Over the last year I’ve noticed especially a dip in how we are with one another in regards to physical and verbal intimacy. For us we used to be able to communicate on our desires and feelings toward one another. And some exchange of explicit things if that nature that follow. However I’ve come to see that we haven’t been able to meet one another at that manner.

I’ve always been much more open about that and say things. But I’ve noticed when I make an advancement or say some flirtatious without seeking another out of it. I get ignored and the conversation moves on. And for me I really appreciated our exchange of words, partly for assurance, of how much we want each other.

We are busy so we don’t get much time alone. So that’s kinda why I like the excitement of waiting for the next time we can share an intimate act. Though I don’t feel the same excitement from her. And instead things only happen in random moments that she feels like it in person.

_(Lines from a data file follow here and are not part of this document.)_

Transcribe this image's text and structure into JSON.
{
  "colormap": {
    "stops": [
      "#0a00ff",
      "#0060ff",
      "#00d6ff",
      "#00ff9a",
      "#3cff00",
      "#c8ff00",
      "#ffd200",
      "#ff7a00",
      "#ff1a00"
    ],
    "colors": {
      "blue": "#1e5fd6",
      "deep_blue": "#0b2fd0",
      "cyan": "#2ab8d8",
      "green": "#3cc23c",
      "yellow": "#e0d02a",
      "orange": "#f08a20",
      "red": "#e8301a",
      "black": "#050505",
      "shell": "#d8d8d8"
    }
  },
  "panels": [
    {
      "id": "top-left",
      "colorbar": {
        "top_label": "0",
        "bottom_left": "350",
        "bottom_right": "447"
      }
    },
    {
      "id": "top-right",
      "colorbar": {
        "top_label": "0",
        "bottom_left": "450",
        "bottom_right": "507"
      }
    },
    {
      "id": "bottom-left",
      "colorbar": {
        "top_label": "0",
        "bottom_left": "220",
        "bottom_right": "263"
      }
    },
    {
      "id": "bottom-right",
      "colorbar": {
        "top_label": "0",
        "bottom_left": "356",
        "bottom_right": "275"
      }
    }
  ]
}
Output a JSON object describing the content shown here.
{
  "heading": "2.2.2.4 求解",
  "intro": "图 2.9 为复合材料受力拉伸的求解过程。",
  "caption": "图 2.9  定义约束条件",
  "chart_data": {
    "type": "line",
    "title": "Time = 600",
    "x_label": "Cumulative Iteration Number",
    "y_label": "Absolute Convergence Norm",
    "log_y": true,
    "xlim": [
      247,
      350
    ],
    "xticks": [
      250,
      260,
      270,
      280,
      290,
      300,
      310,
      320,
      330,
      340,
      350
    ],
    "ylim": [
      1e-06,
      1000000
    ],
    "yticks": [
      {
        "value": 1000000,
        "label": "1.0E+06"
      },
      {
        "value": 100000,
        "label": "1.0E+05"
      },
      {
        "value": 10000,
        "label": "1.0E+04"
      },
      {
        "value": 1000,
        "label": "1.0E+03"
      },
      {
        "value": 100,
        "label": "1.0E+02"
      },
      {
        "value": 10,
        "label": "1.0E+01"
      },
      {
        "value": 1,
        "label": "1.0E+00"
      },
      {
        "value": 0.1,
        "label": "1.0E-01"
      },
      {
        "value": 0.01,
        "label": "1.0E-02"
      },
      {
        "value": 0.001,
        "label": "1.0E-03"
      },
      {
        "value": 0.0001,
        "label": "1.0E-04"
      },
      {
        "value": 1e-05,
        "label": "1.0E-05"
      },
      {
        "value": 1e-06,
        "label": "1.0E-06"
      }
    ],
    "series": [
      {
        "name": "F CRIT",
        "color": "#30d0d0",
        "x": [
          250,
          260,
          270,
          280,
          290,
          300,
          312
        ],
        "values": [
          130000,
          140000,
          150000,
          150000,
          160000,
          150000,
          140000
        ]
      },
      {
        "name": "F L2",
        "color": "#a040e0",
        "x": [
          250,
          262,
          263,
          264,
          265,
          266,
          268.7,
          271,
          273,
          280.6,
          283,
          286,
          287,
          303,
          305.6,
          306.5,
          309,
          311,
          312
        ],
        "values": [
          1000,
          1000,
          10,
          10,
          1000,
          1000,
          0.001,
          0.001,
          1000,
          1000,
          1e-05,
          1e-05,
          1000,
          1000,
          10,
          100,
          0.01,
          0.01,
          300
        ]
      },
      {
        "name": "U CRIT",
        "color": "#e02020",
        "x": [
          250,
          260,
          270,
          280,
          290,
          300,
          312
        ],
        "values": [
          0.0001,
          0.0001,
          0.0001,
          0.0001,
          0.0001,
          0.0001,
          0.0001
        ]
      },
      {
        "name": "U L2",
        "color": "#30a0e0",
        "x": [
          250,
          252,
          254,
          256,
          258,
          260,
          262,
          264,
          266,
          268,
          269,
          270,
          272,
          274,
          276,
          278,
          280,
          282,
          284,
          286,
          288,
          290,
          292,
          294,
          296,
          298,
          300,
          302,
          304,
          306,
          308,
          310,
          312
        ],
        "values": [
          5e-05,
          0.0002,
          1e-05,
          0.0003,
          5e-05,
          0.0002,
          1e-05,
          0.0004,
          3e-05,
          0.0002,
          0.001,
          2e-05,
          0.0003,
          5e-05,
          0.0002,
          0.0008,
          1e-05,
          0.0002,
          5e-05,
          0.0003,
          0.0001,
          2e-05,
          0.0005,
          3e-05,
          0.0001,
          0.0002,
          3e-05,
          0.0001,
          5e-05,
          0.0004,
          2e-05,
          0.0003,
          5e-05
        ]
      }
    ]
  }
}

I did get to speak about it to her in person.Her reasoning for the decline lies in the busyness of her life and her loss of self confidence. Which I’ve know about, and part of why I kept sharing my feeling is so she’d know I’m still very attracted to her

To add, I think a part of my concern for this is just comparing to how we were in the past. When we were more consist about talking to each other. Even sending pictures and the typical stuff what not. And from having known some of the things from her previous relationship. I feel it’s odd for us at a young age to kinda be dull and unable to share those feels. Even though we still both share that appreciation for one another. I know we can’t be the way we were when we were coming out of our teen years but I still feel like we’re acting more so like a much older couple with a bunch of kids 😅.

I’m hoping to hear if anything has experienced something similar? What happened after? Or thoughts.